Random spoken-word segments are one of my favorite production gimmicks. If I produced records I’d stick them in everywhere. (Some people do stick them in everywhere.) It’s especially good when it a randomly British spoken-word segment. Anyhow, I always though Simon & Garfunkel somehow managed to convey a sense of Britishness despite being not British whatsoever. Maybe because they’re so self-consciously erudite. They do belong to a long line of brainy New York intellectual types, alongside luminaries like Suzanne Vega and Laurie Anderson, though I don’t know anyone who can match the young Paul Simon in using hefty thesaurus words. Like ‘dubious’.  I’m not making fun at all though. I think it’s thoroughly charming, and maybe old fashioned in a fifties kind of way, to be a pop star who yet wants to utilize things he learned at university. Because nowadays it’s more in style to dumb down as hard as possible.

El Condor Pasa

Just like Simon & Garfunkel to pepper in some Peruvian folk music on their albums. As it happened, Paul Simon ended up in court because he erroneously thought El Condor Pasa, a melody for which he’d written new lyrics, was an actual Peruvian folk song, and as such, copyright free. When in fact, though inspired by folk traditions, it had been composed (and copyrighted) by Daniel Alomia Robles in 1913. That’s what you get for not doing your research, Simon. It wouldn’t be the last time Simon faced litigation for improper credit-giving and royalty-paying habits. He’s still at loggerheads with Los Lobos for their disputed contributions to Graceland. In the Robles case the late composer’s son charitably admitted that it was all a big misunderstanding and not really Simon’s fault at all. Meanwhile, Garfunkel was merely an innocent bystander.

The Dangling Conversation

“Can analysis be worthwhile? Is the theatre really dead?”

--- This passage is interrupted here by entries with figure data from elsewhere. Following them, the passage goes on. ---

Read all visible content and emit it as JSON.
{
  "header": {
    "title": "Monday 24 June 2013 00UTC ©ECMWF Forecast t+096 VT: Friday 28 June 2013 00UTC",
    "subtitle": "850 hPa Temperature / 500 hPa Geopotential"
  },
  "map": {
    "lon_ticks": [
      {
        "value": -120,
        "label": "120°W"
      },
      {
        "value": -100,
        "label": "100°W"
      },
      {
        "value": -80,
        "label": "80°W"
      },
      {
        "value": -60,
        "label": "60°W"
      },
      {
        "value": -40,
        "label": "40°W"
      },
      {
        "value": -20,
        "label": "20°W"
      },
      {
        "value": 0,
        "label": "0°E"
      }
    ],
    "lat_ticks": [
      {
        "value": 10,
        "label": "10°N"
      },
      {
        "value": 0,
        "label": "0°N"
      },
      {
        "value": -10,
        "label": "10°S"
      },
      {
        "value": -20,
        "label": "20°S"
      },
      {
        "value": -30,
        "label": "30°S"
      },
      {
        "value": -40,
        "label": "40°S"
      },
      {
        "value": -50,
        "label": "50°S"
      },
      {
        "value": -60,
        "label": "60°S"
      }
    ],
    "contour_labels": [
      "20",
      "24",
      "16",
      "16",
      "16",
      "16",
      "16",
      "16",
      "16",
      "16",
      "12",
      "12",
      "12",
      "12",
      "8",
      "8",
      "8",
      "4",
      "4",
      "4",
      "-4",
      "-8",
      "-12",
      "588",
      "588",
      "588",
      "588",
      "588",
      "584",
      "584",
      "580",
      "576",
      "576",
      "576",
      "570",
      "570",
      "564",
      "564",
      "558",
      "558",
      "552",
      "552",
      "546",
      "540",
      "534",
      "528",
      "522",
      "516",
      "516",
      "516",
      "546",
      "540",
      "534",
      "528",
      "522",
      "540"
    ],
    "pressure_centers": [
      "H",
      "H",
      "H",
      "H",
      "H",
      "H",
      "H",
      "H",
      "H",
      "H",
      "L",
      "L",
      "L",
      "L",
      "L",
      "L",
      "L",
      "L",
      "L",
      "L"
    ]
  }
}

Sometimes clever people feel the need to remind everyone how smart they are by ‘casually’ dropping great literary names. Which is fine. Who hasn’t succumbed to try on a tiny bit of snobbery? ‘Why of course, I do indeed read poetry for pleasure. Don’t you? Oh, you don’t? Oh…” we like to say, in our most condescending tone of voice. And we generally get away with it. But if you in the business of pop, be wary. You may succumb to the dreaded ‘Cemetry Gates Effect’ – instead of coming off all elite-like, you’ll just reveal that you’re really a bit of a loser at best and at worst a pompous twat. Writing and singing songs about yourself reading poetry, I think, is about as pretentious as pretentiousness goes. I’ll repeat myself – don’t sing about how great Emily Dickinson and Robert Frost were, even if you are the dreary type who actually reads such rubbish. What makes it so annoying is the logic that if you like to read poetry, and you’ve written a song about it, you must fancy yourself a bit of a poet, and ergo, you’re somehow striving to equate your own self with whatever poet it is you claim to be reading the works of. Which is even worse than the simple desire to make yourself look smart.